Opinião SBTpedia: É possível dar audiência com entretenimento, por José Eustáquio Júnior

É possível dar audiência com entretenimento

Por José Eustáquio Lopes de Faria Júnior (@juniorpitangui)


"Vem aí o programa mais alegre do Brasil". Com essas palavras, o apresentador Luís Ricardo anunciou a entrada no ar do Programa Silvio Santos no último domingo (10). Agora Doutor Honoris Causa em Comunicação, o patrão atinge dois dígitos semanalmente com um programa que transita entre atrações musicais, adivinhações de pistas, câmeras escondidas, game-shows comprados, brincadeiras com o auditório e convidados e muita zoação com o elenco do Jogo dos Pontinhos.

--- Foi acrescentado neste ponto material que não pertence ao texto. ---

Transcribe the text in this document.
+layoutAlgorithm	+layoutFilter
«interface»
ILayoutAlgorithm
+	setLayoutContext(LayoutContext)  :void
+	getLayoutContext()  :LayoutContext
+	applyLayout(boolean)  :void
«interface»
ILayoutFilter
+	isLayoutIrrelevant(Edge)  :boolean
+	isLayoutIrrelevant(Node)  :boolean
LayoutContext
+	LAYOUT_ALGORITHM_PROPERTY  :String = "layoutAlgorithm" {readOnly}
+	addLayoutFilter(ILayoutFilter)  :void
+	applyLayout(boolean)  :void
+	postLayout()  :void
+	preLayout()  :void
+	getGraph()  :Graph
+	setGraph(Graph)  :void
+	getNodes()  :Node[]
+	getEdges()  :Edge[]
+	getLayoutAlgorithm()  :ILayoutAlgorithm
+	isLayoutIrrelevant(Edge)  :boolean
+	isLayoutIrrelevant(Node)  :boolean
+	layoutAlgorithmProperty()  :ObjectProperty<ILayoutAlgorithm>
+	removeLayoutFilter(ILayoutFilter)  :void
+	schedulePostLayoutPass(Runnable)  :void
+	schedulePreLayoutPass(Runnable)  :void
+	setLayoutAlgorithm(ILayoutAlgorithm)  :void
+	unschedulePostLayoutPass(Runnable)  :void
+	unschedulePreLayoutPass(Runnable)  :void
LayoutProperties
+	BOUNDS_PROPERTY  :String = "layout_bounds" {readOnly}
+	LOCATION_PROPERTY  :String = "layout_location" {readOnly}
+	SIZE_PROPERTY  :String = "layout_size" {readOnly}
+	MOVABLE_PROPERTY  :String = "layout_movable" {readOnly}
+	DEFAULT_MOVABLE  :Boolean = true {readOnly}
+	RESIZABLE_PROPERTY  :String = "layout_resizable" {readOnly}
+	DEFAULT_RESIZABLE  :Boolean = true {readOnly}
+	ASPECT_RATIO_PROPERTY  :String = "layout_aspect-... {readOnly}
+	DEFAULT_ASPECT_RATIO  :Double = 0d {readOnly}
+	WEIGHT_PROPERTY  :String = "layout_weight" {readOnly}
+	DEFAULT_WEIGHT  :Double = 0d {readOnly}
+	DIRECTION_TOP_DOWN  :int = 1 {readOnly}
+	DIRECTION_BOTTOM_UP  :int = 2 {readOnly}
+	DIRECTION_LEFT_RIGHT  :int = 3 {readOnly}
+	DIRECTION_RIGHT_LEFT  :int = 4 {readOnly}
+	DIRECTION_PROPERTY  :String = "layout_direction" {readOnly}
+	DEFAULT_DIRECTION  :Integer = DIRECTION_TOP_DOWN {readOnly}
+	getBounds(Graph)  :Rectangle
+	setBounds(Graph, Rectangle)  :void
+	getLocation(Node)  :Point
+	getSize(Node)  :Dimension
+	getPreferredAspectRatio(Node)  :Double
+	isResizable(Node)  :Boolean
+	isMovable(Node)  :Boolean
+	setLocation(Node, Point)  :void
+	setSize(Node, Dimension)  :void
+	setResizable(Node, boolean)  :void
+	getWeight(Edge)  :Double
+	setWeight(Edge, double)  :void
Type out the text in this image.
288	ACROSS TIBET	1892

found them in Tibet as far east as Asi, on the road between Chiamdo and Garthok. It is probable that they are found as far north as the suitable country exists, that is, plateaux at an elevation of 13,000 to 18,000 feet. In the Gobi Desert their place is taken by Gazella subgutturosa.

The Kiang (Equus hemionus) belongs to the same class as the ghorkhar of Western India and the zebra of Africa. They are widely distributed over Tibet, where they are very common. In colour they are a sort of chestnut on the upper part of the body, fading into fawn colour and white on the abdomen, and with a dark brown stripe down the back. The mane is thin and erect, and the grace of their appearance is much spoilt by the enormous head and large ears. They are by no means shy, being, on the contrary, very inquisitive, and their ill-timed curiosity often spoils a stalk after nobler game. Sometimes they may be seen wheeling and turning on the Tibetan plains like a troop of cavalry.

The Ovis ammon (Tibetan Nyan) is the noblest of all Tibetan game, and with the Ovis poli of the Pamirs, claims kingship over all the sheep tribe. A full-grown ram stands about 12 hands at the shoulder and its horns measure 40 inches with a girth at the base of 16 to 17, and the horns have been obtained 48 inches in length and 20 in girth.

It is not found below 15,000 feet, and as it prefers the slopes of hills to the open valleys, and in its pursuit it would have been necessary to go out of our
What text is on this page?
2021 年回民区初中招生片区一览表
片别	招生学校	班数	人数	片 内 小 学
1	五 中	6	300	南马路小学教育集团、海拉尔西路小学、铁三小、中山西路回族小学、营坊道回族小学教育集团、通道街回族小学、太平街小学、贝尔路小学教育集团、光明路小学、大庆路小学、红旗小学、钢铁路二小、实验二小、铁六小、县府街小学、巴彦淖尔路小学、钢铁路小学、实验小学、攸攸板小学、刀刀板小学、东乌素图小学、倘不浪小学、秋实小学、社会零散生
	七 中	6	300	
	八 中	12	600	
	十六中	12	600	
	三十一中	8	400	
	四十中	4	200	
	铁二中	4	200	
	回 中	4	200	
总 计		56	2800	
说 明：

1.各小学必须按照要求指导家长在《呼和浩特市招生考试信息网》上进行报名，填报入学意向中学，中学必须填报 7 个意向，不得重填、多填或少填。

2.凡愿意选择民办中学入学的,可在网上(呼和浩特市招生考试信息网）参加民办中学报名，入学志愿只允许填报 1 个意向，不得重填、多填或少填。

O exemplo do Programa Silvio Santos é apenas uma base introdutória para falar o que é verdadeiramente o norte da nossa preocupação: o futuro do Domingo Legal e sua nova fase, que inicia um flerte com o não-entretenimento.

Também no último domingo, o Domingo Legal começou a apresentar suas primeiras “cartadas” seguindo uma linha mais próxima à praticada pelo “Domingo Show”, programa de Geraldo Luís na Record. Assim anunciou no site as atrações do último domingo: “Um cantor com um grave problema no rosto sofreu rejeição na escola e preconceito. No auge de sua carreira, ele pensou em abandonar a parceria com o irmão e desistir de tudo que mais ama fazer. Celso Portiolli vai receber, ao vivo, este cantor e seu irmão para contar toda história no programa”.

Quem assiste ao concorrente sabe que essa é uma típica pauta da Record. Pegar pessoas nem tão famosas (cantor), mas com alguma ligação com famosos (composições que ficaram famosas com cantores como Zezé e Luciano) e explorar alguma dificuldade (a rejeição e/ou preconceito pelo fato do problema no rosto), mesmo que nem seja atual/factual (nos tempos da escola). 

No dia do programa, a atração começou logo de cara com a sombra dos cantores (era uma dupla) no telão, trazendo o ar misterioso do caso que norteou boa parte da atração. Como se divulgava “problema no rosto”, me lembrou muito aquela fase do Ratinho (que ele nem gosta de recordar que fazia mais), em que pessoas com deficiências físicas ficavam escondidas em biombos e demorava dias para serem reveladas ao público. Creio que a intenção nem fosse essa, até porque o tal problema nem era tão visível na atualidade, mas obviamente pegaria mal.

Essa era uma situação anunciada. Recentemente, foi noticiado pela imprensa que o SBT buscou (pagando o triplo) no Domingo Show três profissionais para reforçar o Domingo Legal. Um deles, o diretor de externas e um dos principais nomes da atração, responsável por garimpar essas “histórias”. Será esse um bom caminho para atração?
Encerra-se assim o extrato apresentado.